A very simple, but least accurate valuation method is the GROSS RENT MULTIPLIER method, which is mostly used on multi-family properties. You look at other recent local sales, take their selling price, divide it by the stated gross rents to arrive at a "times gross" factor, which is then multiplied by the subject property's gross rents to determine the value.
ie. Say your 20-unit property's scheduled rents are $600/mo (600x20units= $12,000x12mo/yr= $144,000 gross annual rent). Local apartments are selling for 5 times the gross annual rent (the "times gross" factor), so you value this building at $720,000 ($144,000x5). Keep in mind the other factors that can affect the value in order to see if an adjustment is needed.
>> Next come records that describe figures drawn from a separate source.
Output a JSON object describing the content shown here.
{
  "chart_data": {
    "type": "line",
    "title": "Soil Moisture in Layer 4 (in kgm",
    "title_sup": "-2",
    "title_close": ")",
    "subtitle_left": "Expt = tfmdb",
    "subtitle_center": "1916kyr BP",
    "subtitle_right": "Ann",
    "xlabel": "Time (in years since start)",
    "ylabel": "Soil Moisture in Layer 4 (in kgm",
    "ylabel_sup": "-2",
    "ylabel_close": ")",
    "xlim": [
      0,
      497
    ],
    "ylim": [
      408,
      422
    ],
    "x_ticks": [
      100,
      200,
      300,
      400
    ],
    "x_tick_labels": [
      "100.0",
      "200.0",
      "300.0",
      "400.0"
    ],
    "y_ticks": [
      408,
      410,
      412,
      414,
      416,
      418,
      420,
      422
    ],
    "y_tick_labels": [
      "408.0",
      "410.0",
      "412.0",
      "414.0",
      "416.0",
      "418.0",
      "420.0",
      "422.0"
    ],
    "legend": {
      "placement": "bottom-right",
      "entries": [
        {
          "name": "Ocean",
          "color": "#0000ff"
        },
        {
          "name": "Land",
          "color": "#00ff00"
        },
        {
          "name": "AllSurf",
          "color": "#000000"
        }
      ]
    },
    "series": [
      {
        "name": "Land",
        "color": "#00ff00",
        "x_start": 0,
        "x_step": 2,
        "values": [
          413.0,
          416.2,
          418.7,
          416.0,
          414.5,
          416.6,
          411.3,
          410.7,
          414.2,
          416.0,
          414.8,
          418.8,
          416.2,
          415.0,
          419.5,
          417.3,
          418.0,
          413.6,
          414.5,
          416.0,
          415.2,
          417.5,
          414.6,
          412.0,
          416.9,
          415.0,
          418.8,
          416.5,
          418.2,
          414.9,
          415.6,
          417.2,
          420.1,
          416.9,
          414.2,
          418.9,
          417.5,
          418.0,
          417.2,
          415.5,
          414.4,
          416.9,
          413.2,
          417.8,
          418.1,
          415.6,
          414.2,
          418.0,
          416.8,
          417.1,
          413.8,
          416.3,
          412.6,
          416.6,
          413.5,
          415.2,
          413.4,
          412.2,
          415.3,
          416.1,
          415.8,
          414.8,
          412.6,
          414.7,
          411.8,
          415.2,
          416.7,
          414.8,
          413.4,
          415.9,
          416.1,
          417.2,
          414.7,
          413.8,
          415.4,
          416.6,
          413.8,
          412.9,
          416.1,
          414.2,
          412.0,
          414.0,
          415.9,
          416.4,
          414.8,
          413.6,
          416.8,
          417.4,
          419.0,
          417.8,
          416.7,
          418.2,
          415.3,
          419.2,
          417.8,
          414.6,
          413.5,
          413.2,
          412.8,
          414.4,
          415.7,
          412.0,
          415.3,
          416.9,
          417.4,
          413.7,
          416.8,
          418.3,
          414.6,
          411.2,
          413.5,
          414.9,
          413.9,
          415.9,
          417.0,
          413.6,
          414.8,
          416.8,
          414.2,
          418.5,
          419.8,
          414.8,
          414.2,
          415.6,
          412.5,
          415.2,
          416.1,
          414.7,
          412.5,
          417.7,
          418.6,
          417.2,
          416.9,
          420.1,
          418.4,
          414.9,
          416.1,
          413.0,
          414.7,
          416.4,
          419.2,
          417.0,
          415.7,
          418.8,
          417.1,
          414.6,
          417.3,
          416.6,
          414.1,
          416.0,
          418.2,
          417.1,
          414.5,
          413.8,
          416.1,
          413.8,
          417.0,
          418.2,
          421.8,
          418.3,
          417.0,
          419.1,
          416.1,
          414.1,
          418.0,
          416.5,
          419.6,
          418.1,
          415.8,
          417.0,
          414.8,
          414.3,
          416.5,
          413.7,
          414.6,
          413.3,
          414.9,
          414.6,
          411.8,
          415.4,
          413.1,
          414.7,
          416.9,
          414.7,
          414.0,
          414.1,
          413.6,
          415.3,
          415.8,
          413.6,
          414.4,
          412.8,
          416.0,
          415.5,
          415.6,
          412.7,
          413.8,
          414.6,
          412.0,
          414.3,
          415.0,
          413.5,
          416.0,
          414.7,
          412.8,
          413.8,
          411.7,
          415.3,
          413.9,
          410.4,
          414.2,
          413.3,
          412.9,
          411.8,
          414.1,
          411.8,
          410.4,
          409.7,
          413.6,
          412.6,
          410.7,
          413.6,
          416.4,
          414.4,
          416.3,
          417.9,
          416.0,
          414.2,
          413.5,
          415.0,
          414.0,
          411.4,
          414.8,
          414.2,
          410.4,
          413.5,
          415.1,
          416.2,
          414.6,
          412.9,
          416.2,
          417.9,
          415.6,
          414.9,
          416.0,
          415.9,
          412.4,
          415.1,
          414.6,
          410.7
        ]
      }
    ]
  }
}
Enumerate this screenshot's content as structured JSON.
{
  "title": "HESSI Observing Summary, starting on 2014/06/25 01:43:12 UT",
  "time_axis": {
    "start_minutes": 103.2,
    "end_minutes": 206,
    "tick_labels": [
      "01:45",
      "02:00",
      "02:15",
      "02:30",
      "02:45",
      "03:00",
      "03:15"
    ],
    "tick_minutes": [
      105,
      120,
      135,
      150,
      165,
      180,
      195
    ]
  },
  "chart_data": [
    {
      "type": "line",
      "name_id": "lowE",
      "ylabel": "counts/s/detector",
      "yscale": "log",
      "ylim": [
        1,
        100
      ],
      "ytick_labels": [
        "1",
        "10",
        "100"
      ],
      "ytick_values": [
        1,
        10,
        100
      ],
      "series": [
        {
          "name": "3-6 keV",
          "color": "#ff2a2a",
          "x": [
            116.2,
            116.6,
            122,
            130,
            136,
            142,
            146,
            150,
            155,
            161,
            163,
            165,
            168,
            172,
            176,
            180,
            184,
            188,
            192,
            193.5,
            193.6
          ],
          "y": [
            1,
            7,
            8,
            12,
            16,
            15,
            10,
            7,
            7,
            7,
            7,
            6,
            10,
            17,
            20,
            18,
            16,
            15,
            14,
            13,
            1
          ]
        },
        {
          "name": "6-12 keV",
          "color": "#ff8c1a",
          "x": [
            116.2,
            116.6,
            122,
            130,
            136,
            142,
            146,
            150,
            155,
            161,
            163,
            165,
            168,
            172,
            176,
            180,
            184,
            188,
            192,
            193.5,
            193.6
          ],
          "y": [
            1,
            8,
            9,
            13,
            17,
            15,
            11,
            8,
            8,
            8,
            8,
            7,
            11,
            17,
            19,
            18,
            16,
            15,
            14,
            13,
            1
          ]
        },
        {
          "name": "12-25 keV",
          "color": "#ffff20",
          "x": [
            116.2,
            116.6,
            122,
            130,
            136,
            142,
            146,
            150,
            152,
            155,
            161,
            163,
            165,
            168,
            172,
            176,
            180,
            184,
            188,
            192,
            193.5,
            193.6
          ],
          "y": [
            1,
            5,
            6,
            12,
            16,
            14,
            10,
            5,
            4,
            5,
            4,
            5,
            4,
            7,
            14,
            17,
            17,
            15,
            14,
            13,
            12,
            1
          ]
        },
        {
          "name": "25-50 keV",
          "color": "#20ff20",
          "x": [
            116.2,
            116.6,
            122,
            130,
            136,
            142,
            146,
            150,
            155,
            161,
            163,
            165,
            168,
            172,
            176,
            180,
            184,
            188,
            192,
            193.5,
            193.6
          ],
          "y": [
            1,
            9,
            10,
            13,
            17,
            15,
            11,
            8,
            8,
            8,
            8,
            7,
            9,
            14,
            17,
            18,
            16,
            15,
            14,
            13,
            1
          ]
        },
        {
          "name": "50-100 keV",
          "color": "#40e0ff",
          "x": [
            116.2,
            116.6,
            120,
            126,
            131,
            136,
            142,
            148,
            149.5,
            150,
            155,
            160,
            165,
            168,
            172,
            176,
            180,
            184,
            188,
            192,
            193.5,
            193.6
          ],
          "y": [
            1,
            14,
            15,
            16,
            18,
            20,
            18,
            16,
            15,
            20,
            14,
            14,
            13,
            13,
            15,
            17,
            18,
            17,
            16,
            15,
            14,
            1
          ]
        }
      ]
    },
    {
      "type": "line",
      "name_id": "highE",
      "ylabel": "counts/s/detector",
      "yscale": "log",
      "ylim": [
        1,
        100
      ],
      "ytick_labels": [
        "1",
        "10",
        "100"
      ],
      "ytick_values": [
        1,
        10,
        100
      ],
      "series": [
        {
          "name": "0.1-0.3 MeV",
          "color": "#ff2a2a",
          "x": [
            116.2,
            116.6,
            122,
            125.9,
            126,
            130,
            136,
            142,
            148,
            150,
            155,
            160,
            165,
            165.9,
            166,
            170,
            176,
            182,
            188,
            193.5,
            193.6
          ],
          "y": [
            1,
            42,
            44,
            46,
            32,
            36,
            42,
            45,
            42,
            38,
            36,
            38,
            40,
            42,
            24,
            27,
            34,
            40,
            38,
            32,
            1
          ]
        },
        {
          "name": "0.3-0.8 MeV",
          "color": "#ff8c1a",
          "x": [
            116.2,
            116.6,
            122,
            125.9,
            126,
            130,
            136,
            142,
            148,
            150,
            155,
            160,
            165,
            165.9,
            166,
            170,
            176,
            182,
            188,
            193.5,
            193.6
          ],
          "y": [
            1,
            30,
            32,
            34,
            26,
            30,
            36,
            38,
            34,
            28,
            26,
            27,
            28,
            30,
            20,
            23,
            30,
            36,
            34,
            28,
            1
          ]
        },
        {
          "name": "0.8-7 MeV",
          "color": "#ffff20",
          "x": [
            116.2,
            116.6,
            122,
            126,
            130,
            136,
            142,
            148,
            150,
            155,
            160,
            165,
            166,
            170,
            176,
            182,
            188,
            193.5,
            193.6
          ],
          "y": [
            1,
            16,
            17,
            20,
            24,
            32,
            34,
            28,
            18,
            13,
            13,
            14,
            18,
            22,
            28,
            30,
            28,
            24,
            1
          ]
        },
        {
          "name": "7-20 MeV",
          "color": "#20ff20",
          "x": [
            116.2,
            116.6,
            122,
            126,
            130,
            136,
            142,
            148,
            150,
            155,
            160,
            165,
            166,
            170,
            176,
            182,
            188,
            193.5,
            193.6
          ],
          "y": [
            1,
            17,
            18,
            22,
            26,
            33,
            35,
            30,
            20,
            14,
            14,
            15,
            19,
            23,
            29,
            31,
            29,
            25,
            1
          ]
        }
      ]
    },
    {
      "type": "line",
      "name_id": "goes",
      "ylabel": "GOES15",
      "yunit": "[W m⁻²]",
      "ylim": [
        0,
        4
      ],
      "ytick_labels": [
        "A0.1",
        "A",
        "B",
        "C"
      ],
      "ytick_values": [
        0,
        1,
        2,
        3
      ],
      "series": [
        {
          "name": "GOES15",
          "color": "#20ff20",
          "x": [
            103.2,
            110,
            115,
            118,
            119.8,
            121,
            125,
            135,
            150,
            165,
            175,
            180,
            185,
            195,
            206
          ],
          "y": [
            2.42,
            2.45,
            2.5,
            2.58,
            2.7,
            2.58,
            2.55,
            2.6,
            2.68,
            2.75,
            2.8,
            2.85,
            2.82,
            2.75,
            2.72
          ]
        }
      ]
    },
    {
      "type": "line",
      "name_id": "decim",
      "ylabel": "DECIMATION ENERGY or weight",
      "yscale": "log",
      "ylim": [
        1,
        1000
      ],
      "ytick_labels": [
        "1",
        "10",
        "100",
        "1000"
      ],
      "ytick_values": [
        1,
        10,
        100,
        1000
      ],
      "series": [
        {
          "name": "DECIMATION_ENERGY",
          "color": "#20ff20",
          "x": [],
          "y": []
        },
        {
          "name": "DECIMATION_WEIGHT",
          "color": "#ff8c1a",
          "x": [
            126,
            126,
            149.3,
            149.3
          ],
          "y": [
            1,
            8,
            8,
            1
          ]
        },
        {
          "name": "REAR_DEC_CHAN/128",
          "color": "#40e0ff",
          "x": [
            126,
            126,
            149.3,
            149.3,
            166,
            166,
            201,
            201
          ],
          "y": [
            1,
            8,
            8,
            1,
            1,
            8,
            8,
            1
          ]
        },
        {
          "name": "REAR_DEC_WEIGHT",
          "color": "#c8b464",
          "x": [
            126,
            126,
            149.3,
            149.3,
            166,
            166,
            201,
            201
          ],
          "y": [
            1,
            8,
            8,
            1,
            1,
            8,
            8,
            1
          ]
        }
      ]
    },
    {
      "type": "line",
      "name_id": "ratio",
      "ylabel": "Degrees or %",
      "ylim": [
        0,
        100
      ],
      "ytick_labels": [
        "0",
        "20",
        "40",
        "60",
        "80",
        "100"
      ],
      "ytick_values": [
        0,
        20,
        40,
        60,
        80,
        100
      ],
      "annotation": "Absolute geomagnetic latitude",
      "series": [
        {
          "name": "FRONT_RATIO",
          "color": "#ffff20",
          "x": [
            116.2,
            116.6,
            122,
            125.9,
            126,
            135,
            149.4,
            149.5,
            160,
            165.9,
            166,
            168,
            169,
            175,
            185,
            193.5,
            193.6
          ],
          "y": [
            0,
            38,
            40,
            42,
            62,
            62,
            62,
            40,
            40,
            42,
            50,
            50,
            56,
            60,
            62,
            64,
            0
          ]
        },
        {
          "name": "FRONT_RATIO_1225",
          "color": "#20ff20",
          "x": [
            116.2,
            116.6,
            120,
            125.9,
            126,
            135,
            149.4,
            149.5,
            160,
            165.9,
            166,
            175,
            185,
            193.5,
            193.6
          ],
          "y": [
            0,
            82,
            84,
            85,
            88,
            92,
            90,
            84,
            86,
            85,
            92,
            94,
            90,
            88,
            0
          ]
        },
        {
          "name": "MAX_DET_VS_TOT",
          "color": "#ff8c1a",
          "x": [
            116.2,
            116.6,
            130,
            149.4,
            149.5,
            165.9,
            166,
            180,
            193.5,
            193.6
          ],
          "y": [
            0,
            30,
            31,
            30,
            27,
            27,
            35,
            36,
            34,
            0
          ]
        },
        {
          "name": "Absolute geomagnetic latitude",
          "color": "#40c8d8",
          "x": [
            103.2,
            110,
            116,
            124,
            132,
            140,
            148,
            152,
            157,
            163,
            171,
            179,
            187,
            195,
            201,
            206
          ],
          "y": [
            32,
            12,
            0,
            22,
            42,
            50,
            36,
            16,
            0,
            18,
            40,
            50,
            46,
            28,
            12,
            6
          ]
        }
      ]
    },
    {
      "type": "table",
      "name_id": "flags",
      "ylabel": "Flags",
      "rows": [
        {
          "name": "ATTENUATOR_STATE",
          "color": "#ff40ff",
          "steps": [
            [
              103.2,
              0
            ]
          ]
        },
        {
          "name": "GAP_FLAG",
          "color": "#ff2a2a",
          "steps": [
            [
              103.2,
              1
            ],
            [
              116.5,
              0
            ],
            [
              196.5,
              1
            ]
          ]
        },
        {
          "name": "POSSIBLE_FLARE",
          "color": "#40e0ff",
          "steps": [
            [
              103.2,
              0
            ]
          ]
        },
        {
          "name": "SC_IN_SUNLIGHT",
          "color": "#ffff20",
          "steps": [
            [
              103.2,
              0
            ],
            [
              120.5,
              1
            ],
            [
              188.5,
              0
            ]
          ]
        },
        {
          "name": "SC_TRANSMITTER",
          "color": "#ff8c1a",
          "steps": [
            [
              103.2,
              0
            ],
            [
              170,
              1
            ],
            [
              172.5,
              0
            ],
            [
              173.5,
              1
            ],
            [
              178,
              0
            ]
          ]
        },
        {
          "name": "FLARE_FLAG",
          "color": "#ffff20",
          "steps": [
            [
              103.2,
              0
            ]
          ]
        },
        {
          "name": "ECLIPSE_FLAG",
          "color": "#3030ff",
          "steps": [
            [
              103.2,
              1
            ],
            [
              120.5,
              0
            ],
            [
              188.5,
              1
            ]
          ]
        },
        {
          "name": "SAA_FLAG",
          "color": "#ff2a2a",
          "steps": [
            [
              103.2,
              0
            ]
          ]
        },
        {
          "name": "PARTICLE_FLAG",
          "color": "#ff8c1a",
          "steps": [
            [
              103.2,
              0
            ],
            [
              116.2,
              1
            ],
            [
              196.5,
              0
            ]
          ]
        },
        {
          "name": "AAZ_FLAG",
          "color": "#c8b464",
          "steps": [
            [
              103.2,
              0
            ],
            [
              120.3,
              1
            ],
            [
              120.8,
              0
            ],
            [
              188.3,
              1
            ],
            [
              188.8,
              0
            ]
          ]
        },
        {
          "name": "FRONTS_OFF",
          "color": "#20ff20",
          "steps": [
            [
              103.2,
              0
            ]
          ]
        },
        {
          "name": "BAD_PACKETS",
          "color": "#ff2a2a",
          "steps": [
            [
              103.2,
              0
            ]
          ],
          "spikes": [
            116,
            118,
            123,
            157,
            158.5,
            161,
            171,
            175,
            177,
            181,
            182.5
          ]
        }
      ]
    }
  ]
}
A more accurate form of valuation is by using the CAPITALIZATION OF NET INCOME method. To find the property's value, you divide the property's income (NOI - ALL income minus ALL expenses, except for any debt and taxes) by the desired rate of return (Cap Rate). You should get an idea of other property's cap rate by dividing their NOI by their sales price. You still should use a current rental survey to see if the property could achieve a higher NOI. But value the property somewhere below the max value in case of a loss of scheduled rents.
There are more accurate methods such as the IRR method mostly used by institutional investors, but requires more info and you will have to do more work.